Anschließend sollten die beiden Juroren die Tweets anhand folgender Parameter bewerten: Für wie aufrichtig halten Sie die Nachricht? Und: Würden Sie den Beitrag mit einem Stern markieren, gewissermaßen als virtuelles Zeichen Ihrer Sympathie? Das Ergebnis: Die Tweets, die als besonders unehrlich angesehen wurden, erhielten auch den geringsten Applaus.

Im zweiten Experiment beschäftigte sich das Forschertrio mit den beruflichen Auswirkungen von humblebragging. Bringt es im professionellen Kontext Vorteile? Sezer, Gino und Norton konzentrierten sich dabei auf eine der beliebtesten Fragen im Bewerbungsgespräch, und zwar die nach den Schwächen – denn kaum eine Frage birgt so viele Chancen für Leidprahler. „Meine größte Schwäche ist, dass ich so wahnsinnig perfektionistisch bin“ oder „Ich wünschte mir manchmal, besser abschalten zu können – aber ich bin einfach ein Arbeitstier“.

Lüge aus strategischen Gründen

Die Wissenschaftler befragten 122 Studenten nach ihrem größten Defizit. 77 Prozent von ihnen entschieden sich für eine als Schwäche getarnte Stärke als Antwort. Davon bezeichneten knapp 33 Prozent ihren Perfektionismus als größtes Defizit. Rund 25 Prozent antworteten, immer zu hart zu arbeiten. Und rund 15 Prozent nannten die Scheinschwäche, „einfach zu nett zu sein“. Anschließend wurden die Humblebragger nach ihrer Motivation befragt: 66 Prozent gaben zu, es aus strategischen Gründen gemacht zu haben. Sie erhofften sich schlicht bessere Chancen auf den Job.

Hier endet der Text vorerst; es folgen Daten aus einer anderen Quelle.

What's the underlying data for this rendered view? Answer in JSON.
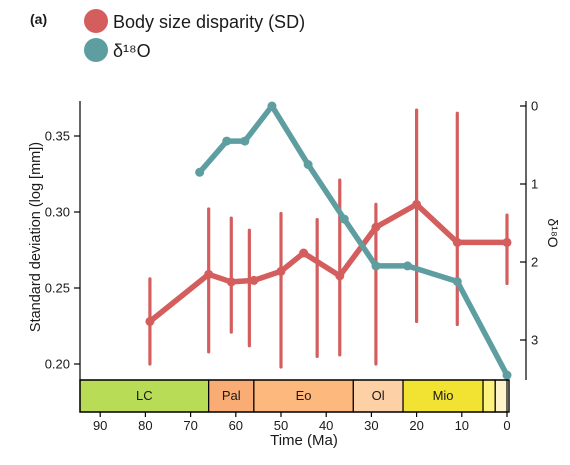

Eine schlechte Idee, wie die Harvard-Wissenschaftler herausfanden. Denn die Mitarbeiter, die über die Einstellungen entscheiden sollten, zeigten deutlich mehr Interesse an jenen Kandidaten, die eine wirkliche Schwäche ehrlich preisgaben.

Zum Glück haben Ariana Huffington und Salman Rushdie keine allzu großen beruflichen Sorgen. Für alle anderen gilt: Stehen Sie offen zu Ihren Stärken – das ist immer noch besser, als sie hinter einer Jammerei zu verstecken.